The port required by the embedded tomcat will be fetched from the server.port setting in petascope.properties. Assuming the port is set to 8080, petascope can be accessed via URL http://localhost:8080/rasdaman/ows.

5.11.6. Serving Static Content

Serving external static content (such as HTML, CSS, and Javascript) residing outside rasdaman.war through petascope can be enabled with the following setting in petascope.properties:

static_html_dir_path={absolute-path-to-index.html}

with an absolute path to a directory readable by the user running petascope. The directory must contain an index.html, which will be served as the root, ie: at URL http://localhost:8080/rasdaman/.

5.11.7. Logging

Configuration file petascope.properties also defines logging. The log level can be adjusted in verbosity, log file path can be set, etc. Tomcat restart is required for new settings to become effective.

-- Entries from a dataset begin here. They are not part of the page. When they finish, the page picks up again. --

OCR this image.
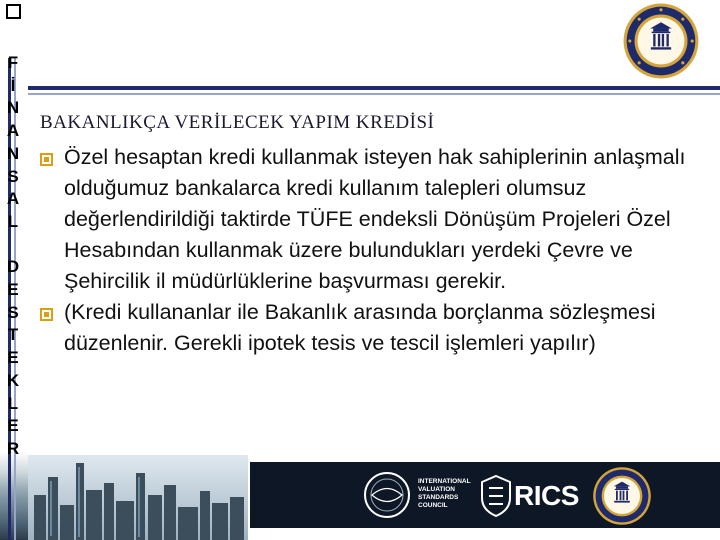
F
İ
N
A
N
S
A
L

D
E
S
T
E
K
L
E
R
BAKANLIKÇA VERİLECEK YAPIM KREDİSİ

Özel hesaptan kredi kullanmak isteyen hak sahiplerinin anlaşmalı olduğumuz bankalarca kredi kullanım talepleri olumsuz değerlendirildiği taktirde TÜFE endeksli Dönüşüm Projeleri Özel Hesabından kullanmak üzere bulundukları yerdeki Çevre ve Şehircilik il müdürlüklerine başvurması gerekir.

(Kredi kullananlar ile Bakanlık arasında borçlanma sözleşmesi düzenlenir. Gerekli ipotek tesis ve tescil işlemleri yapılır)

INTERNATIONAL
VALUATION
STANDARDS
COUNCIL	RICS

The user running Tomcat (tomcat or so) must have write permissions to the petascope.log file specified if java_server=external; usually the file should be placed in the Tomcat log directory in this case, e.g. /var/log/tomcat/petascope.log.

Otherwise, if java_server=embedded, then the user running rasdaman must have write permissions to the specified log file; usually the file would be placed in the rasdaman log directory in this case, e.g. /opt/rasdaman/log/petascope.log.

5.12. Geo Service Standards Compliance

rasdaman community is OGC WCS reference implementation and supports the following conformance classes:

  • OGC CIS:

  • CIS 1.0:

  • Class GridCoverage

  • Class RectifiedGridCoverage

  • Class ReferenceableGridCoverage

  • Class gml-coverage

  • Class multipart-coverage

  • CIS 1.1:

  • Class grid-regular

  • Class grid-irregular

  • Class gml-coverage

  • Class json-coverage

  • Class other-format-coverage

  • OGC WCS

  • WCS 2.0:

  • WCS Core

  • WCS Range Subsetting

  • WCS Processing (supporting WCPS 1.0)

  • WCS Transaction

  • WCS CRS

  • WCS Scaling

  • WCS Interpolation

  • WMS 1.3.0:

    • all raster functionality, including SLD ColorMap styling

Note

With WCS 2.1, petascope provides an additional proprietary parameter to request CIS 1.0 coverages to be returned as CIS 1.1 coverages. This is specified by adding parameter outputType=GeneralGridCoverage.